A month after a judge dismissed his $205 million lawsuit against former Mayor L. Douglas Wilder, minority contractor Al Bowers has amended it.
Bowers, who charges that Wilder and his staff conspired against him by having him removed from the $110 million Miller & Rhoads hotel and condo project in 2006, has tweaked the suit and now asks for $75 million in damages.
In the amended complaint filed last week, Bowers' lawyers attempt to address a key point that led a Richmond Circuit Court judge to dismiss the original suit, filed in September 2007.

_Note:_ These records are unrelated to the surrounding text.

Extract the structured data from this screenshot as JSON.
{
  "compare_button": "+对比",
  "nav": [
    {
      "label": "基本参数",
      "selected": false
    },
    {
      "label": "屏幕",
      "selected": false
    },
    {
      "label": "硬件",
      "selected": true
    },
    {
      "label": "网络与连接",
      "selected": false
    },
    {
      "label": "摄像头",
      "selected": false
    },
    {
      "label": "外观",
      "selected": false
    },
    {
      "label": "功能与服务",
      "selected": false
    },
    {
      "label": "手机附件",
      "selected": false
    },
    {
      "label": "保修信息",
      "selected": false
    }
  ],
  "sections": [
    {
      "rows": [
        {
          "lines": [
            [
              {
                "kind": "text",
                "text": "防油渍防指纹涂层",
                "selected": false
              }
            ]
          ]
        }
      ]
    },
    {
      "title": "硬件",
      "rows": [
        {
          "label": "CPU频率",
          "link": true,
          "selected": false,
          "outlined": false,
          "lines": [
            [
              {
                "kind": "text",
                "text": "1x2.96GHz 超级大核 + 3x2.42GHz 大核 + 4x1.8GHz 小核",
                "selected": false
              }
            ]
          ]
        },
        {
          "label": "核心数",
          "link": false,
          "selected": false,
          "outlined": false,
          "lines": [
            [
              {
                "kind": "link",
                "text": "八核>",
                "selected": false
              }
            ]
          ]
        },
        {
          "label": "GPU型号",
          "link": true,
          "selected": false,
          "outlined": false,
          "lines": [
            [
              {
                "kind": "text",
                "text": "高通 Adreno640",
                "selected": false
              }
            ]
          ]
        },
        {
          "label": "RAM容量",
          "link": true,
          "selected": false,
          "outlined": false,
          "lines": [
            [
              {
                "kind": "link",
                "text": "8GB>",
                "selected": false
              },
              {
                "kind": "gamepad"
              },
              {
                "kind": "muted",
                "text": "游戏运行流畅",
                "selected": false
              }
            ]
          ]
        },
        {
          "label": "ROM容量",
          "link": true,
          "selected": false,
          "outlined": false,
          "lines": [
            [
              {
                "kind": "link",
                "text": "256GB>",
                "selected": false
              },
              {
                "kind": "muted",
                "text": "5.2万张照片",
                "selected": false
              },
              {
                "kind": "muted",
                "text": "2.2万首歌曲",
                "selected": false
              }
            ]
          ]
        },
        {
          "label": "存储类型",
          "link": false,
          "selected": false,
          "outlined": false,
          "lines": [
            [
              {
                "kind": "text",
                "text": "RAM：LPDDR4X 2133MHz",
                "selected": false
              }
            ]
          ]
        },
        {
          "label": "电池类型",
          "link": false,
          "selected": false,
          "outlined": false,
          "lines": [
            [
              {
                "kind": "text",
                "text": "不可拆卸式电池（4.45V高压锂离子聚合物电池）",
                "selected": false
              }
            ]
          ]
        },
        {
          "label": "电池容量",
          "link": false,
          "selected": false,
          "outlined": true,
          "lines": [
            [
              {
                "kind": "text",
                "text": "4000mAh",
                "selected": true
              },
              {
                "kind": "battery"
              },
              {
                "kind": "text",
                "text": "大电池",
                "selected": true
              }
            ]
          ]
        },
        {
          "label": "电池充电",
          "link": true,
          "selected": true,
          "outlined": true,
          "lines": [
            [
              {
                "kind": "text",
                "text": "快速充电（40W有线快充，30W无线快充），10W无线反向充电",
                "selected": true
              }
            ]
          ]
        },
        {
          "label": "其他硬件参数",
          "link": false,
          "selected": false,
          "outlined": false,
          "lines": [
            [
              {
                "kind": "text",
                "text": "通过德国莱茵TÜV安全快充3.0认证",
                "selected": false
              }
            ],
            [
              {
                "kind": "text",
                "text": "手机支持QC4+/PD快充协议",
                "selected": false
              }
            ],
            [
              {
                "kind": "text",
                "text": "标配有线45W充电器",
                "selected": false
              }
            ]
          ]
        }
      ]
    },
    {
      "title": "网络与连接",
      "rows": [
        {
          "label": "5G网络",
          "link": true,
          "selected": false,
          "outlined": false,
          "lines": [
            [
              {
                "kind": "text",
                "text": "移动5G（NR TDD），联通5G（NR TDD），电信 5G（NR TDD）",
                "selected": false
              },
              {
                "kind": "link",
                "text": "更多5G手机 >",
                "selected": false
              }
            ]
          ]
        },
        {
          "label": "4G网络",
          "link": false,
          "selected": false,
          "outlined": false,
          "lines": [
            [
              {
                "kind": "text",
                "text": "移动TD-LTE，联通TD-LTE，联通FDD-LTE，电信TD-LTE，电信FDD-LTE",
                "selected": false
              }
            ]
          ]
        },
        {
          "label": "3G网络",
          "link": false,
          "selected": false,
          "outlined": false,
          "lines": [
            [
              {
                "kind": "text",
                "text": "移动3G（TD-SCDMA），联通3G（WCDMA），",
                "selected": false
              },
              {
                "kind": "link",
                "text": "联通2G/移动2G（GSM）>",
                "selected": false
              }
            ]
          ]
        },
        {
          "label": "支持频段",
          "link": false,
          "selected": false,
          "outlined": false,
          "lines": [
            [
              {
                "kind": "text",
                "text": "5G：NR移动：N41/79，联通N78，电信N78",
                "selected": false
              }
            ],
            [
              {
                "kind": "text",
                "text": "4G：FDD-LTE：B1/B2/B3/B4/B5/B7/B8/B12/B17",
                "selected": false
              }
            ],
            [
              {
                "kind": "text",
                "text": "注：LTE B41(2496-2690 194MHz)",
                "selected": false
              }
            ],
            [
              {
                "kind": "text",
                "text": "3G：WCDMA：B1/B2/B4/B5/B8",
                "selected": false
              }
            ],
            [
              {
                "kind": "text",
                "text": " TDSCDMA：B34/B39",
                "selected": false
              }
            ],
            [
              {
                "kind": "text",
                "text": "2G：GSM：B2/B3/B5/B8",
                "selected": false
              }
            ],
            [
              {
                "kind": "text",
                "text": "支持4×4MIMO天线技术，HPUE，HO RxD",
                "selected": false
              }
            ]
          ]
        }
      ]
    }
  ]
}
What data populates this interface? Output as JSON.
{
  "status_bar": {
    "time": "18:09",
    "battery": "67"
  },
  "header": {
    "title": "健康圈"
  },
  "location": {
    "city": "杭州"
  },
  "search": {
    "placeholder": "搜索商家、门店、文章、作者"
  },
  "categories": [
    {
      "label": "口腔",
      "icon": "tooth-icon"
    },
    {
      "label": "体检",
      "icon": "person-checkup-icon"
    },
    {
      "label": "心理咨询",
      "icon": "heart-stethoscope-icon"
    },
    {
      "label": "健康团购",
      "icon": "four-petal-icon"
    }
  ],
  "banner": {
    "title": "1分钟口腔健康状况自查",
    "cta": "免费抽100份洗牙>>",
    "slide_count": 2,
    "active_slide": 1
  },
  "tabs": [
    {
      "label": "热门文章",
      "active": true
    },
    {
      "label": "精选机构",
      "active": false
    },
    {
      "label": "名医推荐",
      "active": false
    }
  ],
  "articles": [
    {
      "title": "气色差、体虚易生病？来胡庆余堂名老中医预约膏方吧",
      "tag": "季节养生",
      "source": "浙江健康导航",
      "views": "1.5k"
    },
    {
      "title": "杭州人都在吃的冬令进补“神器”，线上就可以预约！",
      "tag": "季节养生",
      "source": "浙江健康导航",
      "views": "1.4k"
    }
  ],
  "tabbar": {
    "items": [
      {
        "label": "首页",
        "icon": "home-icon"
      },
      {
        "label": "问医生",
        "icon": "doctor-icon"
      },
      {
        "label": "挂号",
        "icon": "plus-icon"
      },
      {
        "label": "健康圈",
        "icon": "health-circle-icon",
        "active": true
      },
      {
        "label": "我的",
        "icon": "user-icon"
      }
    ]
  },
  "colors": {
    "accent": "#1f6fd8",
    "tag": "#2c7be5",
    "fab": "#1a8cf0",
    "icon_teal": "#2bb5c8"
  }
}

Judge Melvin R. Hughes Jr. ruled in part on July 23 that Bowers' attorneys had failed to distinguish in their allegations whether Wilder was acting in his capacity as mayor, making him immune, or in his personal capacity. In the amended complaint, Bowers' attorneys charge that Wilder acted both in his capacity as an individual citizen and “ultra vires,” or beyond his capacity as mayor.
A hearing for the amended lawsuit hadn't been set. The new suit represents what appears to be a last-ditch effort in an ongoing feud between Wilder and Bowers over the Miller & Rhoads project. Bowers says Wilder and his staff went so far as to contact the project's developer, and other companies and local governments in Central Virginia, and warning them that hiring Bowers' consulting and construction businesses would lead to “problems with the Mayor's office.”
At Wilder's direction, the lead developer for the Miller & Rhoads project, New Orleans-based HRI Properties, promptly dismissed Bowers and his companies from the project.